Five Years of Blogging

Five years ago today, I embarked on a crazy experiment. It was the summer after I finished my undergraduate degree, and I was filled with lots of exciting things I learned from my mentor Shiv Chandrasekaran and my own self-study. I kept asking, “Why did no one teach me that subject in this way? If Shiv hadn’t taught me this trick, how would I have ever have learned this? How does everyone not know this cool theorem?” I was young and naïve. But I also was brimming with passion for my subject, and I had a lot I wanted to say.

Applied mathematics, and mathematics in general, is a rare subject in which its best researchers are also among its best communicators. Writers like Joel Tropp, Nick Trefethen, and Nick Higham were my heroes, and I desperately wanted to be like them. I figured that practice is the best way to learn any skill, and I decided that writing a blog was the best way to hone my skills as a mathematical communicator and to share this burning list of mathematical curiosities I had collected on my travels. I had my doubts—was this a waste of my time? would anyone actually want to read this? did I really have anything worth saying?—but I pushed them aside and published my first blog post on July 8, 2020.

To my great surprise, this experiment has been a bigger success than I ever could have imagined. An early success came just a month after starting the blog when my post on Galerkin approximation was posted to Hacker news and received 18,000 page views in a few-day span: what a rush! But perhaps a bigger surprise to me was how writing the blog has helped connect me to people in my field. I can’t count how many times the blog comes up within minutes of meeting a new researcher, and—to my great shock—the blog has now started to garner citations in academic papers. To everyone who’s read this blog and gotten something out of it, thank you.

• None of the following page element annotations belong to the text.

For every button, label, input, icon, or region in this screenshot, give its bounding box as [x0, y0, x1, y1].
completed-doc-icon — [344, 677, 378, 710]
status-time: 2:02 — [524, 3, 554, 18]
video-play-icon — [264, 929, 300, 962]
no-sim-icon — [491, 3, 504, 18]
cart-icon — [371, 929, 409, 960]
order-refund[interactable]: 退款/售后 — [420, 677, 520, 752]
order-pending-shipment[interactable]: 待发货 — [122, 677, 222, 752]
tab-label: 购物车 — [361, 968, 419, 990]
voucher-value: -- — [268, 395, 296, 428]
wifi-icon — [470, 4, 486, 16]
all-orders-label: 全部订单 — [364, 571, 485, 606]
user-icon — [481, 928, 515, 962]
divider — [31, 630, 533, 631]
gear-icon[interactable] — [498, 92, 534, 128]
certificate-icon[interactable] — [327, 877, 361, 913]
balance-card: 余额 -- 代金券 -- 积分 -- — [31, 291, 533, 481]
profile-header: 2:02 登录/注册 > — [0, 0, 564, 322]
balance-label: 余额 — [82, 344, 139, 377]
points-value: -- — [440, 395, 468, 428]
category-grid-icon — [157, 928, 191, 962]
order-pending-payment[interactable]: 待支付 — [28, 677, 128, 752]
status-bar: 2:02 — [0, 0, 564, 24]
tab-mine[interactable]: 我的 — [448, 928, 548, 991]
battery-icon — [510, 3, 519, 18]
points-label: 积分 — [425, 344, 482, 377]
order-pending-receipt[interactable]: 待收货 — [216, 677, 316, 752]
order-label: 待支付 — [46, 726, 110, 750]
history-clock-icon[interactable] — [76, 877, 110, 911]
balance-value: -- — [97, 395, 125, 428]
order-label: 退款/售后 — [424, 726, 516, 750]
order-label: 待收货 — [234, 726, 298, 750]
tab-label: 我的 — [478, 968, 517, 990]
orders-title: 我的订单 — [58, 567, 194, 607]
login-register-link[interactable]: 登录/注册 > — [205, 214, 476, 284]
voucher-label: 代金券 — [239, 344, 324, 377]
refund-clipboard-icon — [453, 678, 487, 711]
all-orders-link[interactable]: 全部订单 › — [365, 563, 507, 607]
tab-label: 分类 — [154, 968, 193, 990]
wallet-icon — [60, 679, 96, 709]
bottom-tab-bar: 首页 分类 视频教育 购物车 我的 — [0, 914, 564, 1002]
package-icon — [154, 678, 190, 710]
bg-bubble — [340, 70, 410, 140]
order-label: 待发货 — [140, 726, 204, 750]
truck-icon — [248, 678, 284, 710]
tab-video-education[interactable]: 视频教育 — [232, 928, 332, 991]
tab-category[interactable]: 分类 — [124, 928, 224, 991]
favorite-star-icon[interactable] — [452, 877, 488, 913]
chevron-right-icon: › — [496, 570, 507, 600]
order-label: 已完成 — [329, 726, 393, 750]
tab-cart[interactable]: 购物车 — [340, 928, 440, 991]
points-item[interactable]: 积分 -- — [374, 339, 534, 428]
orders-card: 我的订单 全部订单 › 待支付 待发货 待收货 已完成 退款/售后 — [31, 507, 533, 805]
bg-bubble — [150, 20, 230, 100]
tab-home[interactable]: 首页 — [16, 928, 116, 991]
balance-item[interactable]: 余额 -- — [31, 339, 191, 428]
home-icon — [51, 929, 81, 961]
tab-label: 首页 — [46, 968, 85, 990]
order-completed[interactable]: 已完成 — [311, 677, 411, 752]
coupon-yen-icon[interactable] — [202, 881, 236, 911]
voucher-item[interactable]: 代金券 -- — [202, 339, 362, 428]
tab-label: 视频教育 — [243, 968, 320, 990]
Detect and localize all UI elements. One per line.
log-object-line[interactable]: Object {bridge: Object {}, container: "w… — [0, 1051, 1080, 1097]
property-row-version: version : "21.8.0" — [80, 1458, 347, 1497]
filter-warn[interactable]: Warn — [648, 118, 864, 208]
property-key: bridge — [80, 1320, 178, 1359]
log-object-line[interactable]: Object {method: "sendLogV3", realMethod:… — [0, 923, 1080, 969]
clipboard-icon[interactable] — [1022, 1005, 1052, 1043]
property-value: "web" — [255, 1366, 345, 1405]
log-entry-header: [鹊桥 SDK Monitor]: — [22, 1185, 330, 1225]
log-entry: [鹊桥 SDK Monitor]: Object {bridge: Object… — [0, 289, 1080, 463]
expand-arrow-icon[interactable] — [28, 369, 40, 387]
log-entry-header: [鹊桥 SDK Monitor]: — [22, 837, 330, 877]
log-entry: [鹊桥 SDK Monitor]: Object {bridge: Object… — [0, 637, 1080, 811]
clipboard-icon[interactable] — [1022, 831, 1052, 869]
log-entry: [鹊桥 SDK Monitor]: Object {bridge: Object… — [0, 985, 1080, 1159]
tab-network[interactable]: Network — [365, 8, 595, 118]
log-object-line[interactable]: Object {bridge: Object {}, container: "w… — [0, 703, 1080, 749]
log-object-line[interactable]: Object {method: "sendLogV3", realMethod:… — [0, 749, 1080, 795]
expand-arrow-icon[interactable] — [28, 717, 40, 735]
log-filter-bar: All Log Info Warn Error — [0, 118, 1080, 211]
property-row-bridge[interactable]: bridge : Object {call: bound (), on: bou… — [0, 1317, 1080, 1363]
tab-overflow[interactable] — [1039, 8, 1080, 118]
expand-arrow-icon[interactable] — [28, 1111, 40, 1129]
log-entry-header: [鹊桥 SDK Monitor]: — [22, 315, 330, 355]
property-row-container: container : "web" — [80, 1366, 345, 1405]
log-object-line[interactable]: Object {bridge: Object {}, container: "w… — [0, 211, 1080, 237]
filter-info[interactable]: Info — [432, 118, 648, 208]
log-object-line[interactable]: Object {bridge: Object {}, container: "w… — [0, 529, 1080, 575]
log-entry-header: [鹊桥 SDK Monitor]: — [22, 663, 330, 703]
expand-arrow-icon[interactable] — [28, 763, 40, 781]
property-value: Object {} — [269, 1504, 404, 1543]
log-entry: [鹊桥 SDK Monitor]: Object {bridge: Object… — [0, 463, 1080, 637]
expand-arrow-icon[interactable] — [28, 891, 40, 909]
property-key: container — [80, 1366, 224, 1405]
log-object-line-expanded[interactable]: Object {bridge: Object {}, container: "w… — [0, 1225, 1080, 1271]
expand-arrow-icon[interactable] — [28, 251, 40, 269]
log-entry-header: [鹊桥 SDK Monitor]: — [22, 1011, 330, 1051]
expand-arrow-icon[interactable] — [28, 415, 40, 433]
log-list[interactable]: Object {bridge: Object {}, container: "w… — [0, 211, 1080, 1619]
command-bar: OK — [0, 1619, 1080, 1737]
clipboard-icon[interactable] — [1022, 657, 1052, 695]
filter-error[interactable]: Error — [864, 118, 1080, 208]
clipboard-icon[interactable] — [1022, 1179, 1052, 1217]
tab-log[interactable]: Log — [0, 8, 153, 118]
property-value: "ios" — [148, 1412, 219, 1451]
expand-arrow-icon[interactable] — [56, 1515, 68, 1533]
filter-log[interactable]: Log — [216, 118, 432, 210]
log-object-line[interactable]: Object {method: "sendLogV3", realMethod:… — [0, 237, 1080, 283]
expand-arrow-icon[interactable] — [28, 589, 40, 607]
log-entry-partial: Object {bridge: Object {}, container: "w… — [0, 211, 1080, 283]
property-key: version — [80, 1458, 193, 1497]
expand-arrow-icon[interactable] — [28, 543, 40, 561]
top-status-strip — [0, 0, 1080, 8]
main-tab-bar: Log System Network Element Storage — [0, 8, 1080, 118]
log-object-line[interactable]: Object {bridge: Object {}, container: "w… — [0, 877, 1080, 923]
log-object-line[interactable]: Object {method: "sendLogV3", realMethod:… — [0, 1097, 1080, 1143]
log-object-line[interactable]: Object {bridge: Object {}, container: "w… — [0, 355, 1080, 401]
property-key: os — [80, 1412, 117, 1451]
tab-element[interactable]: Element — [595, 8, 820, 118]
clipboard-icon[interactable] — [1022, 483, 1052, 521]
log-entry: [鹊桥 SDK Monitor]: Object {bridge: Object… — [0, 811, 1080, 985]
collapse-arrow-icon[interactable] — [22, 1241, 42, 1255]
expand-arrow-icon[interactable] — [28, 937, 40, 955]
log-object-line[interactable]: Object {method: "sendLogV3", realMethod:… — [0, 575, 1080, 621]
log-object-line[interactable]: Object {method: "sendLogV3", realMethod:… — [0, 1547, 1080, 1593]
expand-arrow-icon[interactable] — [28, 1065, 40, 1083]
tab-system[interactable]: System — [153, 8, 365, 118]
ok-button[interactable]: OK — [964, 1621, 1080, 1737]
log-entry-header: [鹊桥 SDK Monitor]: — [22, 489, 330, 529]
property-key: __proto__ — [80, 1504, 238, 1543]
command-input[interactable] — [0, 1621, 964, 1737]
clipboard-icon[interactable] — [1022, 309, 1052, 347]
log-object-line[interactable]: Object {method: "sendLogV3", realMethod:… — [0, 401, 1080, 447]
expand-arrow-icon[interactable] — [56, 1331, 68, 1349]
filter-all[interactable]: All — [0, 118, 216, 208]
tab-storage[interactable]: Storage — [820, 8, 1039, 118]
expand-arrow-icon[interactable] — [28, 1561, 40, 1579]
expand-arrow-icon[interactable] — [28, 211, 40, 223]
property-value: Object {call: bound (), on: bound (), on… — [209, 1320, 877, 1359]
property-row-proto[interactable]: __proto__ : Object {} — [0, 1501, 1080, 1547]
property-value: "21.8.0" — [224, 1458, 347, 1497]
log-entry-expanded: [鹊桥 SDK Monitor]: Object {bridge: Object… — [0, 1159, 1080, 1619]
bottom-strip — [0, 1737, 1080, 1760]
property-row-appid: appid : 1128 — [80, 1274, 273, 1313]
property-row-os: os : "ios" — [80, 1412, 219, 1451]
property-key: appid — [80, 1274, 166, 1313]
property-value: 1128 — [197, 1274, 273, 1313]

It is hard to truly internalize how much things have changed for me over the past five years of blogging. I went from incoming PhD student to PhD student to person with a PhD. I met my heroes—not just Joel Tropp, Nick Trefethen, and Nick Higham—but also many more like John Urschel, Heather Wilber, Anne Greenbaum, Yuji Nakatsuksa, and Lin Lin, to name just a few. I am honored that many of them are now my collaborators. Truly, computational mathematics is a wonderful research community, and I am proud to be a member of such a warm and inviting group. I am excited to continue my research—and blogging—later this summer as a Miller postdoctoral fellow at UC Berkeley.

Let me end with a message to my former self or anyone else thinking about writing a blog, producing a YouTube video, or creating any other type of expository content: Just start! The world is hungry for clear explanations of difficult subjects, and your unique perspective on your subject is worth sharing. Your writing might not be very good at first (mine certainly wasn’t), but you’ll improve with practice. Just start. You may be surprised where you end up.